LA VEGETAZIONE E LA FLORA
Rispetto al versante retico, il versante delle Orobie è molto più umido, meno esposto al sole e soprattutto meno modificato dall'attività umana. In realtà neppure queste aree sono state risparmiate da sfruttamenti di tipo produttivo, come dimostra la presenza di estesi castagneti. Procedendo dalle quote inferiori fino alle cime della catena montuosa incontriamo dapprima vasti prati falciati, seguiti da freschi boschi di latifoglie dove domina la presenza del già citato castagno. Ci inoltriamo poi nella pecceta, dominata dal peccio, ovvero dall'abete rosso. Il clima più umido del settore occidentale favorisce la crescita dell'abete bianco e del faggio. In realtà le faggete, che in passato rappresentavano la vegetazione naturale di questo contesto alpino, sono oggi molto rare. Rimangono infatti solo aree dove il faggio cresce insieme a specie come il nocciolo, la betulla e il pioppo tremolo. Più in alto incontriamo il larice, la conifera che meglio si adatta ai rigori dell'inverno. Prima della prateria alpina tipica delle quote più elevate vi è la fascia degli arbusti tra i quali spiccano l'ontano verde, il ginepro, il mirtillo nero, il mirtillo rosso e il rododendro. Più sporadica è la presenza del pino cembro, mentre nelle zone più impervie cresce il pino mugo.

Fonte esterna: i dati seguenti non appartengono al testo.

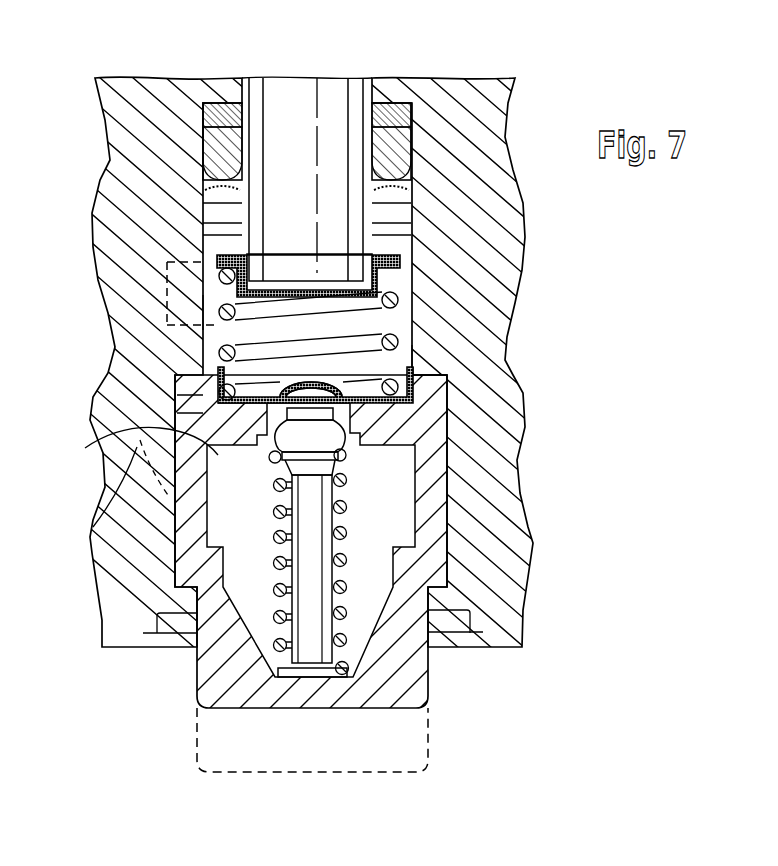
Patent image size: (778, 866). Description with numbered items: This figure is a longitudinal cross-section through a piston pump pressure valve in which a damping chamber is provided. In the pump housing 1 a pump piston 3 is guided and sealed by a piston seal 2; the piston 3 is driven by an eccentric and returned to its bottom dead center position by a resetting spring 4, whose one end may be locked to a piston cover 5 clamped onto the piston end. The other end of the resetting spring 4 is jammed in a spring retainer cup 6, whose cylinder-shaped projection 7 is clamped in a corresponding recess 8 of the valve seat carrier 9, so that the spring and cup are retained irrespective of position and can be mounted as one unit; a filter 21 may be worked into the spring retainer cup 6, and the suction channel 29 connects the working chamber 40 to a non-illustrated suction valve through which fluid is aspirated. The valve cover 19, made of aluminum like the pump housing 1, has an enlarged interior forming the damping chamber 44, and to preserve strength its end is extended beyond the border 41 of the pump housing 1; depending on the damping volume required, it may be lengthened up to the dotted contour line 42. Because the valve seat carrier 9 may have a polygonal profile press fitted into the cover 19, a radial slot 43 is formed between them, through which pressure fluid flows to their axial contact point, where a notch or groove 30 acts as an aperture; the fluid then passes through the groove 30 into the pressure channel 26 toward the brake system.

Peculiari del parco sono due endemismi floristici: la SALVASTRELLA OROBICA o SANGUISORBA DODECANDRA, abbondante lungo i corsi d'acqua del settore orientale e la VIOLA COMOLLIA, rarità dei ghiaioni d'alta quota. Durante le glaciazioni del Quaternario la Valtellina si trovava completamente coperta dai ghiacci e in tale condizione, durata per miglioni di anni, molte specie floristiche si rifugiarono nelle zone più riparate o presso le sommità che emergevano isolate dai ghiacci. Fu così che ebbe luogo quella che viene definita la "deriva genetica", in base alla quale in questo lungo periodo di isolamento tali specie hanno maturato caratteristiche peculiari divenendo così delle specie a sè stanti. Più comuni sono la cespica acre, la margherita alpina, l'epilobio, il ranucolo dei ghiacci, l'acetosa soldanella, la primula di Val Daone, la primula vischiosa, la sassifraga dei graniti, la cicutaria fetida, l'androsace orobia e l'androsace di Vandelli. Anche in questo caso abbiamo preferito limitarci ad un elenco veloce invitando gli appassionati di questa disciplina ad approfondire con libri in tema specifico.

L'UOMO E L'ECONOMIA
Abbiamo più volte sottolineato la differenza tra i due versanti montuosi che incorniciano la Valtellina, una differenza che però non si esaurisce a livello climatico e vegetativo, ma che è evidente anche nel diverso tipo di approccio umano nei confronti della montagna. Le attività economiche hanno avuto minor presa sul versante orobico e questo ha contribuito alla salvaguardia dell'integrità di questo spettacolare ecosistema. Questo però non significa che l'uomo abbia rinunciato ad imporre la sua presenza. Al contrario le valli orobiche sono meta prediletta dei pascoli di bestiame nei mesi estivi. A questa attività è strettamente collegata l'antica tradizione dell'arte casearia, il cui fiore all'occhiello è sicuramente il formaggio Bitto. Un'altra abilità, che interessa soprattutto le donne, è la lavorazione dei pezzotti, tappeticonfezionati sui telai in legno utilizzando pezzi di stoffa di vari colori e tessuti. In epoche passate le Orobie furono interessate dall'attività estrattiva del ferro, i cui forni di fusione possono ancora essere ammirati in Val Venina e Val Gerola. La posizione di tali giacimenti determinava però costi di escavazione troppo elevati soprattutto a causa delle difficili vie di comunicazione. Le miniere furono perciò definitivamente abbandonate verso la metà del 1800. Verso la fine del XIX secolo si diede il via alla costruzione di numerosi bacini artificiali per la produzione di energia elettrica, uno delle poche forme di titleerazione dell'aspetto selvaggio di queste vallate.
La presenza dei cavi che trasportano l'energia a valle hanno rischiato di provocare l'estinzione della più misteriosa specie di questo territorio, ovvero il GUFO REALE. Questo rapace infatti durante le sue uscite notturne finisce sovente per incappare in questi cavi rimanendo ferito o ucciso.